Verde, libre. Contenido ya público, materiales de marketing, ideas, borradores sin datos de nadie, casos inventados para probar. Eso va sin pedir permiso.
Amarillo, con cuidado. Información interna que se puede usar si está desidentificada y en una herramienta aprobada. Datos de clientes vueltos anónimos, un fragmento de un proceso, un caso resumido.
Rojo, no sin aprobación. Datos personales reales, financieros, contratos completos, código privado, credenciales y cualquier exportación entera. Para esto, una sola persona —dirección o quien maneje los sistemas— decide caso por caso.

Sumá a eso una lista corta de herramientas permitidas, con el plan aclarado (“la versión de empresa, con la cuenta del trabajo, no la personal”), y un rato de formación con ejemplos concretos de qué pegar y qué no. Eso ya te ordena el 90% del riesgo sin trabar a nadie.

Y conviene tener presente algo que en Uruguay pesa: cuando manejás datos de tus clientes o empleados, seguís siendo responsable de cuidarlos aunque uses la herramienta de un tercero. Contratar un servicio externo no traslada esa responsabilidad. No hace falta saberse la ley de memoria; alcanza con el criterio de guardar y compartir lo mínimo necesario, con quién corresponde y por el tiempo que haga falta. La misma prudencia con la que cuidás cualquier cosa importante del negocio sirve para esto, sobre todo cuando esos datos viajan a un servidor en otro país.

Cómo lo miramos en Lirroy

Cuando una empresa nos cuenta que “el equipo ya usa IA para todo”, lo primero no es felicitarla ni retarla. Es mirar para qué la usa y con qué información. Casi siempre hay tareas buenísimas para delegarle y, en el medio, dos o tres lugares donde están saliendo datos que no deberían. Separar una cosa de la otra es la mitad del trabajo.

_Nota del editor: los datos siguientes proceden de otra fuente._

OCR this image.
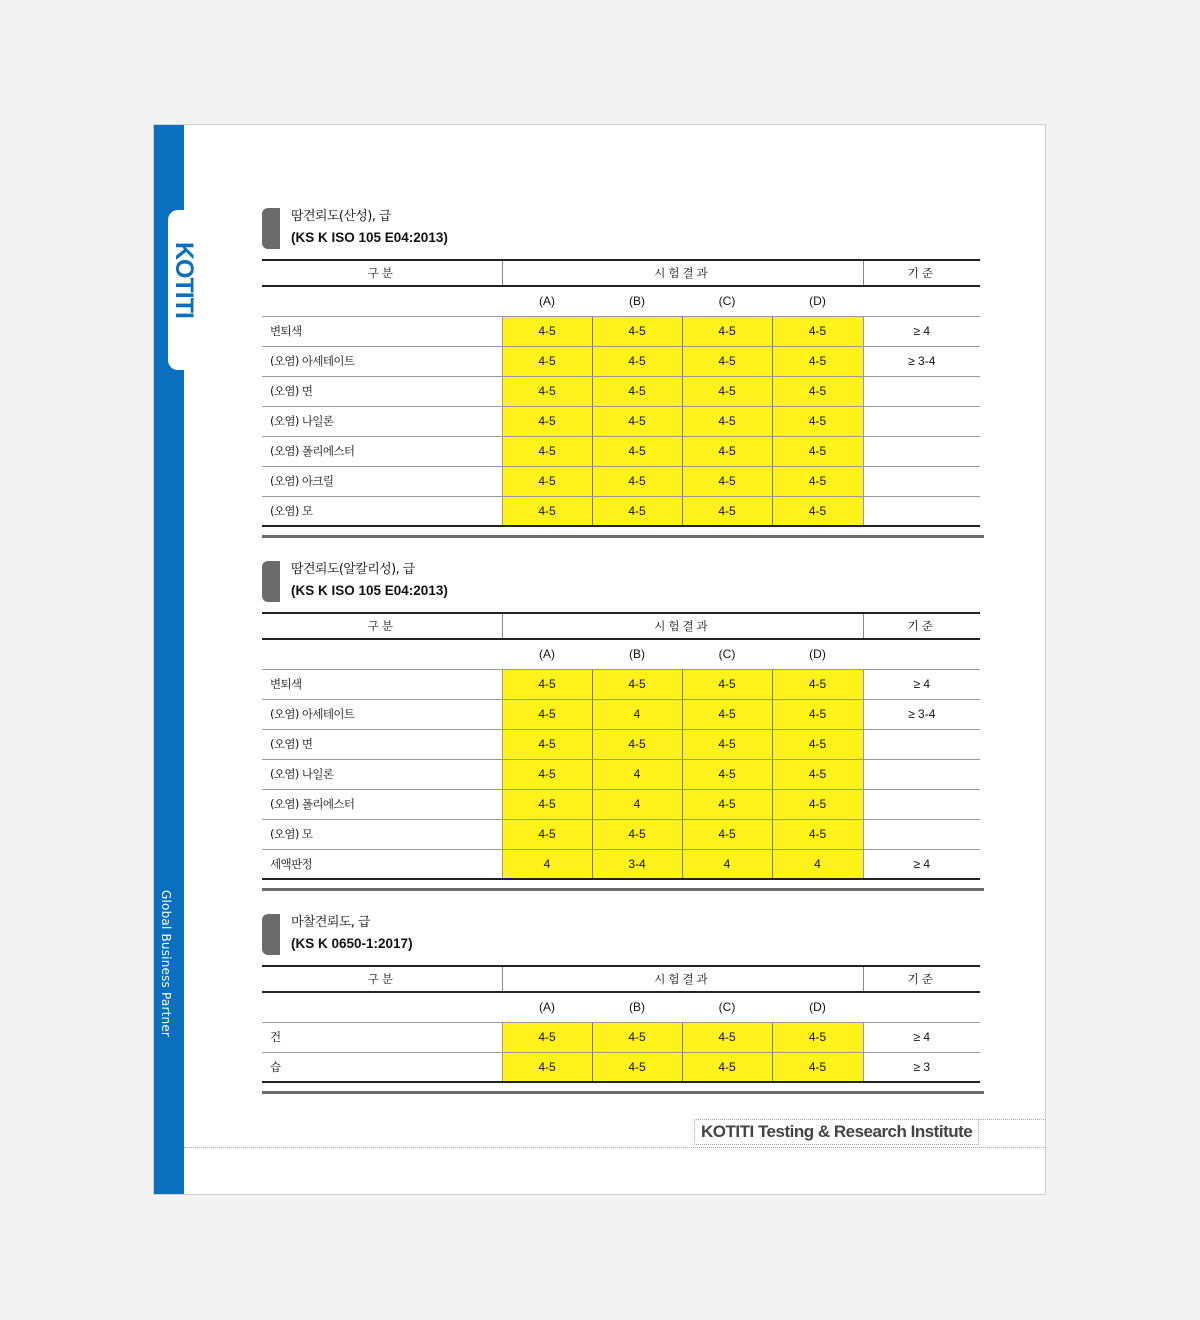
KOTITI
Global Business Partner
땀견뢰도(산성), 급
(KS K ISO 105 E04:2013)
구분	시험결과				기준
	(A)	(B)	(C)	(D)	
변퇴색	4-5	4-5	4-5	4-5	≥ 4
(오염) 아세테이트	4-5	4-5	4-5	4-5	≥ 3-4
(오염) 면	4-5	4-5	4-5	4-5	
(오염) 나일론	4-5	4-5	4-5	4-5	
(오염) 폴리에스터	4-5	4-5	4-5	4-5	
(오염) 아크릴	4-5	4-5	4-5	4-5	
(오염) 모	4-5	4-5	4-5	4-5	
땀견뢰도(알칼리성), 급
(KS K ISO 105 E04:2013)
구분	시험결과				기준
	(A)	(B)	(C)	(D)	
변퇴색	4-5	4-5	4-5	4-5	≥ 4
(오염) 아세테이트	4-5	4	4-5	4-5	≥ 3-4
(오염) 면	4-5	4-5	4-5	4-5	
(오염) 나일론	4-5	4	4-5	4-5	
(오염) 폴리에스터	4-5	4	4-5	4-5	
(오염) 모	4-5	4-5	4-5	4-5	
세액판정	4	3-4	4	4	≥ 4
마찰견뢰도, 급
(KS K 0650-1:2017)
구분	시험결과				기준
	(A)	(B)	(C)	(D)	
건	4-5	4-5	4-5	4-5	≥ 4
습	4-5	4-5	4-5	4-5	≥ 3
KOTITI Testing & Research Institute
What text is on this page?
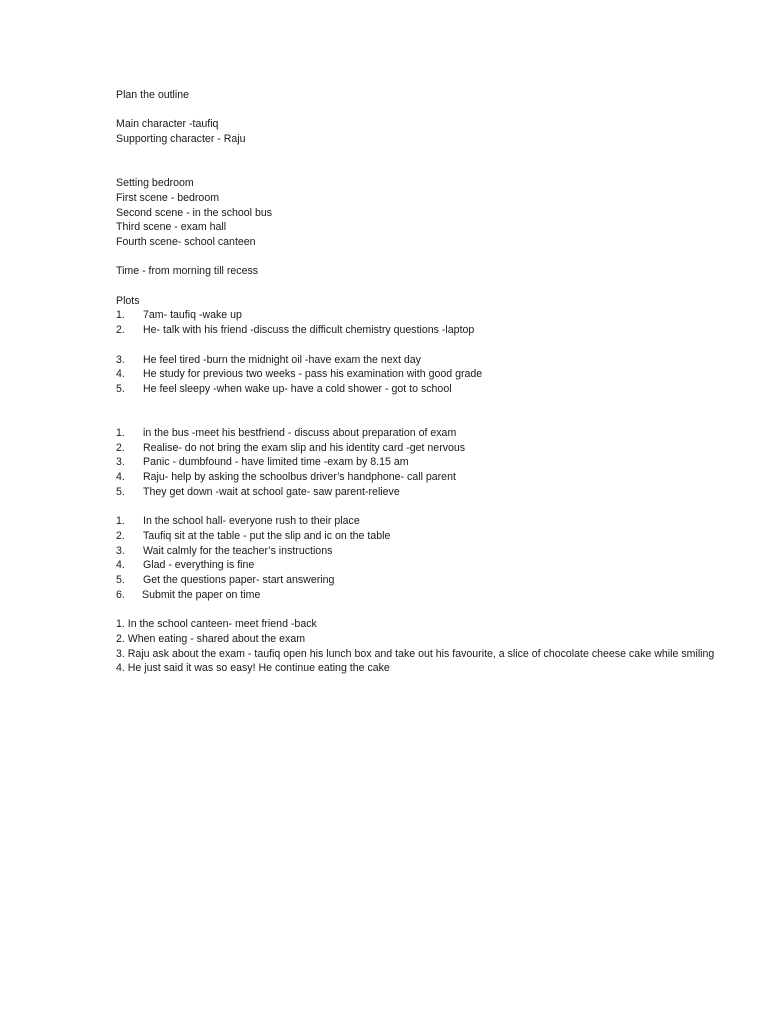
Plan the outline
Main character -taufiq
Supporting character - Raju
Setting bedroom
First scene - bedroom
Second scene - in the school bus
Third scene - exam hall
Fourth scene- school canteen
Time - from morning till recess
Plots
1.	7am- taufiq -wake up
2.	He- talk with his friend -discuss the difficult chemistry questions -laptop
3.	He feel tired -burn the midnight oil -have exam the next day
4.	He study for previous two weeks - pass his examination with good grade
5.	He feel sleepy -when wake up- have a cold shower - got to school
1.	in the bus -meet his bestfriend - discuss about preparation of exam
2.	Realise- do not bring the exam slip and his identity card -get nervous
3.	Panic - dumbfound - have limited time -exam by 8.15 am
4.	Raju- help by asking the schoolbus driver’s handphone- call parent
5.	They get down -wait at school gate- saw parent-relieve
1.	In the school hall- everyone rush to their place
2.	Taufiq sit at the table - put the slip and ic on the table
3.	Wait calmly for the teacher’s instructions
4.	Glad - everything is fine
5.	Get the questions paper- start answering
6.	Submit the paper on time
1. In the school canteen- meet friend -back
2. When eating - shared about the exam
3. Raju ask about the exam - taufiq open his lunch box and take out his favourite, a slice of chocolate cheese cake while smiling
4. He just said it was so easy! He continue eating the cake
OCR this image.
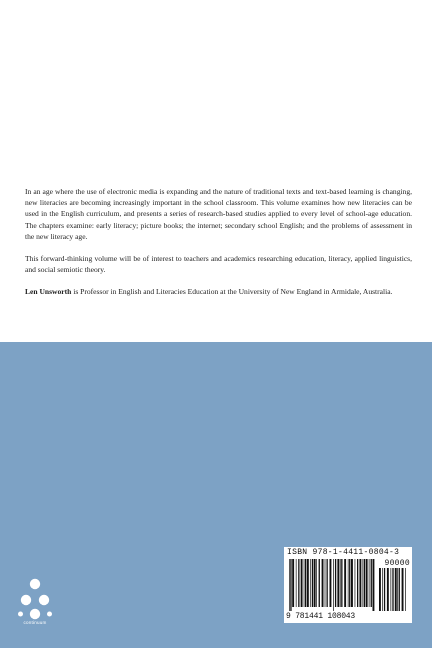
In an age where the use of electronic media is expanding and the nature of traditional texts and text-based learning is changing, new literacies are becoming increasingly important in the school classroom. This volume examines how new literacies can be used in the English curriculum, and presents a series of research-based studies applied to every level of school-age education. The chapters examine: early literacy; picture books; the internet; secondary school English; and the problems of assessment in the new literacy age.

This forward-thinking volume will be of interest to teachers and academics researching education, literacy, applied linguistics, and social semiotic theory.

Len Unsworth is Professor in English and Literacies Education at the University of New England in Armidale, Australia.

continuum
ISBN 978-1-4411-0804-3
90000
9 781441 108043
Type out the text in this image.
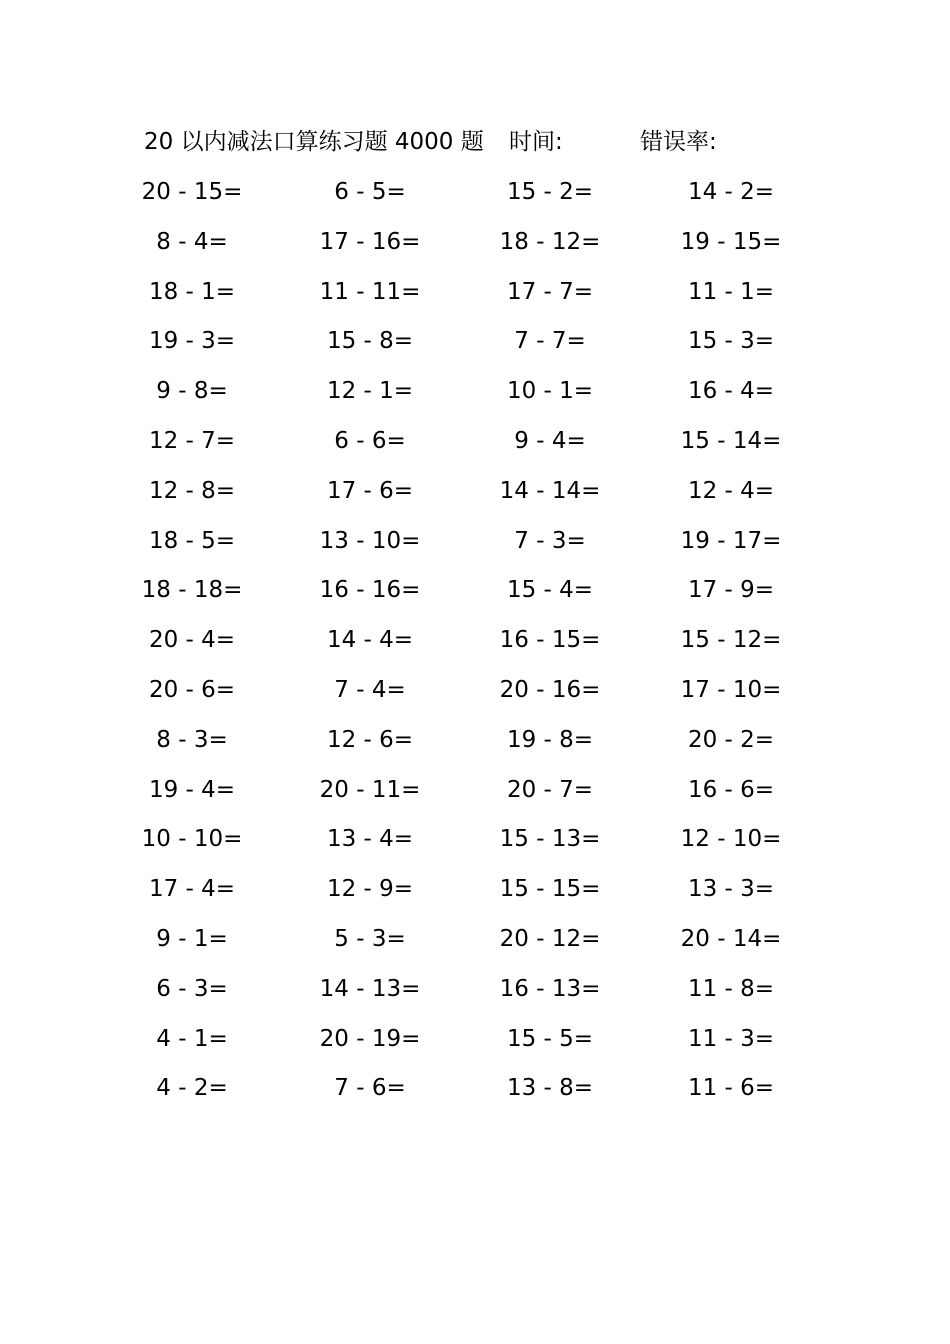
20 以内减法口算练习题 4000 题 时间:	错误率:
20 - 15=	6 - 5=	15 - 2=	14 - 2=
8 - 4=	17 - 16=	18 - 12=	19 - 15=
18 - 1=	11 - 11=	17 - 7=	11 - 1=
19 - 3=	15 - 8=	7 - 7=	15 - 3=
9 - 8=	12 - 1=	10 - 1=	16 - 4=
12 - 7=	6 - 6=	9 - 4=	15 - 14=
12 - 8=	17 - 6=	14 - 14=	12 - 4=
18 - 5=	13 - 10=	7 - 3=	19 - 17=
18 - 18=	16 - 16=	15 - 4=	17 - 9=
20 - 4=	14 - 4=	16 - 15=	15 - 12=
20 - 6=	7 - 4=	20 - 16=	17 - 10=
8 - 3=	12 - 6=	19 - 8=	20 - 2=
19 - 4=	20 - 11=	20 - 7=	16 - 6=
10 - 10=	13 - 4=	15 - 13=	12 - 10=
17 - 4=	12 - 9=	15 - 15=	13 - 3=
9 - 1=	5 - 3=	20 - 12=	20 - 14=
6 - 3=	14 - 13=	16 - 13=	11 - 8=
4 - 1=	20 - 19=	15 - 5=	11 - 3=
4 - 2=	7 - 6=	13 - 8=	11 - 6=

A partir de ahí ayudamos a poner el criterio por escrito: qué puede usar el equipo libremente, qué necesita un paso extra de cuidado y qué herramienta conviene para cada cosa. No para que la IA se use menos, sino para que se use tranquila. Sobre un circuito ordenado, la inteligencia artificial suma de verdad; lo vimos al hablar de por qué una herramienta nueva no arregla sola un proceso flojo. Y la decisión de qué tarea conviene resolver con una herramienta lista o con algo propio se toma mejor cuando ya tenés en claro qué datos están en juego.

El próximo paso, hoy mismo

No necesitás un proyecto para empezar. Necesitás una conversación de quince minutos con tu equipo y una sola regla: antes de pegar algo en una IA, preguntarse “¿esto identifica a alguien o expone algo del negocio?”. Si la respuesta es sí, se desidentifica o no se sube. Con eso solo, hoy, ya bajás la mayor parte del riesgo.

Lo demás —la lista de herramientas, los tres colores, quién aprueba las excepciones— se arma en una tarde. Lo que no conviene es seguir dejándolo librado a la suerte de que nadie pegue lo que no debía.